Cranberry & Chia Seed Granola Bars
- 1/2 cup (60 g) whole wheat flour
- 1/4 cup (28 g) wheat germ
- 1/2 cup (70 g) raw almonds or almond flour (if you don’t have a vitamix)
- 1 cup (155 g) rolled oats
- 1 medium to large apple, seeded, cubed or 1 1/8 cups (210 g) unsweetened applesauce
- 1/4 teaspoon salt
- 1 teaspoon ground cinnamon
- 1 teaspoon vanilla extract
- 3 Tablespoons (45 ml) honey or agave nectar
- 1/2 cup of dried cranberries
- 2 handfuls of chia seeds
Instructions
- Place wheat flour, wheat germ, almonds, and oats into the Vitamix Dry Grains container and secure lid. If you don’t have a Vitamix feel free to buy almond flour and just combine all ingredients into a large mixing bowl.
- Add the apple sauce (either store bought or make your own).
- Add salt, cinnamon, vanilla, honey, chia seeds and dried cranberries.
- Mix gently by hand to combine. Spread into greased 8-inch x 8-inch (20cm x 20cm) pan.
- Bake for 25 minutes in a 350˚F (180˚C) oven.
Pumpkin Muffins
- 2 large eggs (replace eggs with apple sauce)
- 1/4 cup (60 ml) light olive oil
- 1 cup (245 g) pumpkin, freshly cooked or canned
- 1/4 cup (60 ml) skim milk (I used almond milk)
- 3/4 cup (150 g) granulated sugar (I used maple syrup)
- 1/2 teaspoon salt
- 2 teaspoons baking soda
- 1 teaspoon allspice
- 1 teaspoon cinnamon
- 1 3/4 cups (219 g) unbleached, all-purpose flour (I used whole wheat flour)

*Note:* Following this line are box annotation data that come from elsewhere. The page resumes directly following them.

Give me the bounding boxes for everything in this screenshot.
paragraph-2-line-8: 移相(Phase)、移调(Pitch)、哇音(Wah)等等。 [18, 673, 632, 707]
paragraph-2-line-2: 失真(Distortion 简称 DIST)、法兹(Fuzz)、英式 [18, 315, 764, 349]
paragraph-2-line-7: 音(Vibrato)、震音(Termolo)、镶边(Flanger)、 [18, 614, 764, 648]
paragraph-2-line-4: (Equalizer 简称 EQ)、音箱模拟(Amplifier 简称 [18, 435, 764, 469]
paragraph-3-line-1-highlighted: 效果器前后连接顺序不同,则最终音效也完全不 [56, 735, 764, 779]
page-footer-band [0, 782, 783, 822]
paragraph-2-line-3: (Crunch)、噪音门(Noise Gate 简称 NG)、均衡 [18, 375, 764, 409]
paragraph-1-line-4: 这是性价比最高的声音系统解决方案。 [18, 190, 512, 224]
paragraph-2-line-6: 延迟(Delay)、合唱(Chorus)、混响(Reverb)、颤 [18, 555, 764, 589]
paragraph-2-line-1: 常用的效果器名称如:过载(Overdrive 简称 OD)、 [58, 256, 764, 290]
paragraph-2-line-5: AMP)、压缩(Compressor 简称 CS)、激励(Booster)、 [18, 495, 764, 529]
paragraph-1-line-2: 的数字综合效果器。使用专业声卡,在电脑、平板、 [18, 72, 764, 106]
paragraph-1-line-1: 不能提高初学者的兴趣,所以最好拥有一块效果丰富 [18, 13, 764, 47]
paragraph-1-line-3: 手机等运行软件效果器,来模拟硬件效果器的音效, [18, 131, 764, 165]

- 1/2 cup (120 g) chocolate chips, mini or regular
Instructions
- Preheat oven to 350°F (180°C). Lightly coat muffin pan with vegetable cooking spray or use cupcake liners.
- Place eggs, oil, pumpkin, milk, and sugar (or maple syrup) into the Vitamix container in the order listed and secure lid. If you don’t have a Vitamix, just stir ingredients together.
- In a medium-size mixing bowl, combine salt, baking soda, allspice, cinnamon, flour and chocolate chips in the order listed.
- Pour pumpkin mixture into bowl containing dry ingredients. Mix by hand just until dry ingredients are moistened.
- Spoon into the prepared muffin pan, filling each cup 3/4 full.
- Bake 20-25 minutes or until a toothpick inserted in the center of one muffin comes out clean.
- Cool on wire rack for 5 minutes, then carefully remove each muffin from muffin pan. Serve warm or at room temperature.